2. Eat Breakfast Every Day-Eat within 2 hours of waking up to kick start your metabolism. We are most sensitive to carbohydrates first thing in the morning so swap sugary cereals and refined carbohydrates for lean protein and complex carbohydrates such as an egg white
vegetable omelet with a side of berries.
3. Fill Up on Vegetables-Half of your plate should be filled with vegetables to provide optimal nutrients and calorie control. Vegetables are packed with fiber which adds bulk without a lot of
calories. You get the satisfaction of chewing and eating a good portion of food without a high calorie cost.
4. Eat Clean-Choose healthy, whole, unprocessed foods such as apples, broccoli, brown rice, chicken, almonds, and milk. Avoid heavily processed foods, especially those low in nutrients such as baked goods, chips, diet soda, and ready-to-eat foods like mac and cheese.
5. Exercise-Vigorous exercise is a natural defense for the body, protecting it against heart
disease and stroke. Exercise also burns calories to help with weight management, lowers blood sugar, improves mental outlook, and alleviates stress. Exercise at least 30 minutes most days.
6. Stop Eating by 8 pm-Some research indicates eating after 8pm can interfere with the body’s internal clock and hormone secretions resulting in higher blood sugar, higher cholesterol, and weight gain. Eating a large meal before bed can also cause heartburn and effect how your REM sleep cycle functions. Work on eating dinner earlier and close the kitchen by 8pm.
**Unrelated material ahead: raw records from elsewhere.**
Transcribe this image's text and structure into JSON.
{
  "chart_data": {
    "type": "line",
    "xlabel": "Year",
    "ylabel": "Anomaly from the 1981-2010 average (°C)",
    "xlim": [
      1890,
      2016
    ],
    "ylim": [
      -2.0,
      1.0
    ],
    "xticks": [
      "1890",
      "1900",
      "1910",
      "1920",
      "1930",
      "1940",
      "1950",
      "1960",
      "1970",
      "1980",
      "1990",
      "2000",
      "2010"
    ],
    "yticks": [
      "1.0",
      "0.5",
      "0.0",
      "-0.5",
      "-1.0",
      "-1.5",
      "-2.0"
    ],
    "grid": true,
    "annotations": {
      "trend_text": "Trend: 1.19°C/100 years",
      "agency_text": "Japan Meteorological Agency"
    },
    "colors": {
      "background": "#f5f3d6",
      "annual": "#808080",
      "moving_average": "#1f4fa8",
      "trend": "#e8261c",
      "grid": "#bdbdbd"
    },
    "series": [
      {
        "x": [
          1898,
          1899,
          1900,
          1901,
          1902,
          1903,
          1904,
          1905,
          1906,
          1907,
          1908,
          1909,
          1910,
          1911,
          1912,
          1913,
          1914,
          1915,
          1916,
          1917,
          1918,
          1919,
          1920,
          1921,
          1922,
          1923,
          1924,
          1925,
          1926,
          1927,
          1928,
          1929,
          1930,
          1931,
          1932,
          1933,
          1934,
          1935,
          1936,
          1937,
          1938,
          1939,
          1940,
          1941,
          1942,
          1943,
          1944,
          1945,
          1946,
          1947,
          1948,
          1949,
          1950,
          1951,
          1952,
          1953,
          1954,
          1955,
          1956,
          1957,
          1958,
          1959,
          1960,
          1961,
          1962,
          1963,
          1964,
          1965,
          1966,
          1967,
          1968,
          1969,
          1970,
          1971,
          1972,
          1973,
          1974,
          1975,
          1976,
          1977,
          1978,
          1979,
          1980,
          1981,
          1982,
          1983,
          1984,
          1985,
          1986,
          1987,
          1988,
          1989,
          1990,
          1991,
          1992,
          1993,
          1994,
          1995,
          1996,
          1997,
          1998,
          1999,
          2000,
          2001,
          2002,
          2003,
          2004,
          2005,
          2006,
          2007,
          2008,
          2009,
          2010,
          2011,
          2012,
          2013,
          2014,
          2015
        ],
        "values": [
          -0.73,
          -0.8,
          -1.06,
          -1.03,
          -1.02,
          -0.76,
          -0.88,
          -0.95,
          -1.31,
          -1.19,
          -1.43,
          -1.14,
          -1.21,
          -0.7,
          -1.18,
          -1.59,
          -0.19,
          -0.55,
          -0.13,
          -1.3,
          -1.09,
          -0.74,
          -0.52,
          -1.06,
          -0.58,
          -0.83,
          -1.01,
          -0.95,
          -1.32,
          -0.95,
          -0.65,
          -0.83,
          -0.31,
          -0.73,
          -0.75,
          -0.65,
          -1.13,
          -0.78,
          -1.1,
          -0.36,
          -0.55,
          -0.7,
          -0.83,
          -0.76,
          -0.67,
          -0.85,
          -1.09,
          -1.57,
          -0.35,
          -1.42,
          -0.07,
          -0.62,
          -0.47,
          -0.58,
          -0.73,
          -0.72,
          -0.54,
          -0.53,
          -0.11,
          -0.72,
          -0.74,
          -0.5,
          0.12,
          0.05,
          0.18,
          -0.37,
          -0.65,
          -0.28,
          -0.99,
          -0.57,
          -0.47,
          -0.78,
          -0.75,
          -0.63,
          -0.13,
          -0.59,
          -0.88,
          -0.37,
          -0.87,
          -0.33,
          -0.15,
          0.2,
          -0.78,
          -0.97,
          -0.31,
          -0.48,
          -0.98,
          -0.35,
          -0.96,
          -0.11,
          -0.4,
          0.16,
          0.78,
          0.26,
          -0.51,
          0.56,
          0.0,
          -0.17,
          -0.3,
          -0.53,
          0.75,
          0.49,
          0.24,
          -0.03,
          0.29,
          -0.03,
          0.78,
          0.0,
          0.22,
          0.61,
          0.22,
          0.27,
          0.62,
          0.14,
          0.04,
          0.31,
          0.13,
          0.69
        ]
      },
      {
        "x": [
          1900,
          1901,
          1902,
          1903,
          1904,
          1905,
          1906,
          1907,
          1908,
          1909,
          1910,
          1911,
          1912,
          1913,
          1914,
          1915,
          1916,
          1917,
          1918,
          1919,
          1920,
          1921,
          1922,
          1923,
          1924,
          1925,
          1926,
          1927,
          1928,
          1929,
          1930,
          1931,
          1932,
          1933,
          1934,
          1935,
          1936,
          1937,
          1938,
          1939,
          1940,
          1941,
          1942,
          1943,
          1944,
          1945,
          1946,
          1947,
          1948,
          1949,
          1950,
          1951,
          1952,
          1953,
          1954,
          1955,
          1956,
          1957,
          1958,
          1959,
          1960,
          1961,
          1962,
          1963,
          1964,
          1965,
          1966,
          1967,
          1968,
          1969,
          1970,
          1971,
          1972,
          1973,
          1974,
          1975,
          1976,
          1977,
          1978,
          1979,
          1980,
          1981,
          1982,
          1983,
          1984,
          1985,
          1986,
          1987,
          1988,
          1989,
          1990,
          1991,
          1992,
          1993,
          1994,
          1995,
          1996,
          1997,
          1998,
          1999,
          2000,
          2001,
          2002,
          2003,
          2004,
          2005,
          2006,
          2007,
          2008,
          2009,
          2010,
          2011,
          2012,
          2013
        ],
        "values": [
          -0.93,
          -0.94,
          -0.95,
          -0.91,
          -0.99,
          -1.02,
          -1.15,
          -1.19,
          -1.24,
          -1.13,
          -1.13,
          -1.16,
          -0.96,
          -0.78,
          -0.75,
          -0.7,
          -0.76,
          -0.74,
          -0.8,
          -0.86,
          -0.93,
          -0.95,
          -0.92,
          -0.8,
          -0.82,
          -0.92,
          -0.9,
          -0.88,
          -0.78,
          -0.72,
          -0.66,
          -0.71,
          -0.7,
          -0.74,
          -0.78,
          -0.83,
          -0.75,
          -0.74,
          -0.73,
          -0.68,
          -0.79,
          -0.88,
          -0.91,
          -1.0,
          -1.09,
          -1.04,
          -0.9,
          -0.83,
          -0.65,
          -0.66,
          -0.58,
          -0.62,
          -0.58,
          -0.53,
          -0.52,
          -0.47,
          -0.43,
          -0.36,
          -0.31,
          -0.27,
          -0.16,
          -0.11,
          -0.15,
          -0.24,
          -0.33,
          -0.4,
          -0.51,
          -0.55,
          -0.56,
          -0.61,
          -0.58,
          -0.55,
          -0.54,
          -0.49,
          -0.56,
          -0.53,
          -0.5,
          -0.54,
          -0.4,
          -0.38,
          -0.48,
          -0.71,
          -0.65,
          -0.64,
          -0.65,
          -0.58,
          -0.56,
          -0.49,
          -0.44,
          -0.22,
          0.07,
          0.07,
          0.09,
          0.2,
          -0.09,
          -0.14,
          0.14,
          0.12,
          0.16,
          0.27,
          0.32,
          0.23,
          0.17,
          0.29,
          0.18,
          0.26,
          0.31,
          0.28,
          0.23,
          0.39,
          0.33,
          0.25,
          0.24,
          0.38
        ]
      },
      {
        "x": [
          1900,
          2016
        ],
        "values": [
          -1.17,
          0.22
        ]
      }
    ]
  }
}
7. Weigh Yourself Weekly-Knowledge is power! Regular weighing keeps you mindful of your goals and nips weight gain in the bud. Daily weighing can become frustrating for some people due to weight fluctuations from shifts in fluid. Try weighing yourself once a week and log your results in a journal to track your progress over time.
8. Stop Cheating-Self control and enjoyment of all foods in moderation is the ultimate
long-term goal. Stop designating cheat days or cheat weekends and learn to eat all foods
mindfully and moderately. It is okay to eat a nice meal from time to time or have 1-2 cookies at a party but eating appetizers, having a few drinks, eating a rich dinner, and then having a slice of pie will tip the scale.
9. Manage Your Stress-When stressed your body produces more cortisol, a stress hormone which can increase blood sugar levels, triglycerides, and lead to more fat being stored around your abdomen. Cortisol also increases hunger signals in the brain resulting in cravings for high calorie foods. Stress management is an important part of a healthy lifestyle and should include regular exercise, adequate sleep, and relaxation. Limit caffeine as this can stimulate cortisol. Also limit sugar, chocolate, cake, cookies, and white bread products.
10. Sleep-Studies show people with bedtimes after 10:30pm gained more weight overtime.
Getting less than 7 hours of sleep has also been associated with alterations in appetite regulating hormones resulting in weight gain. Work on going to bed at a regular time to ensure you get a restful 7-8 hours of sleep consistently.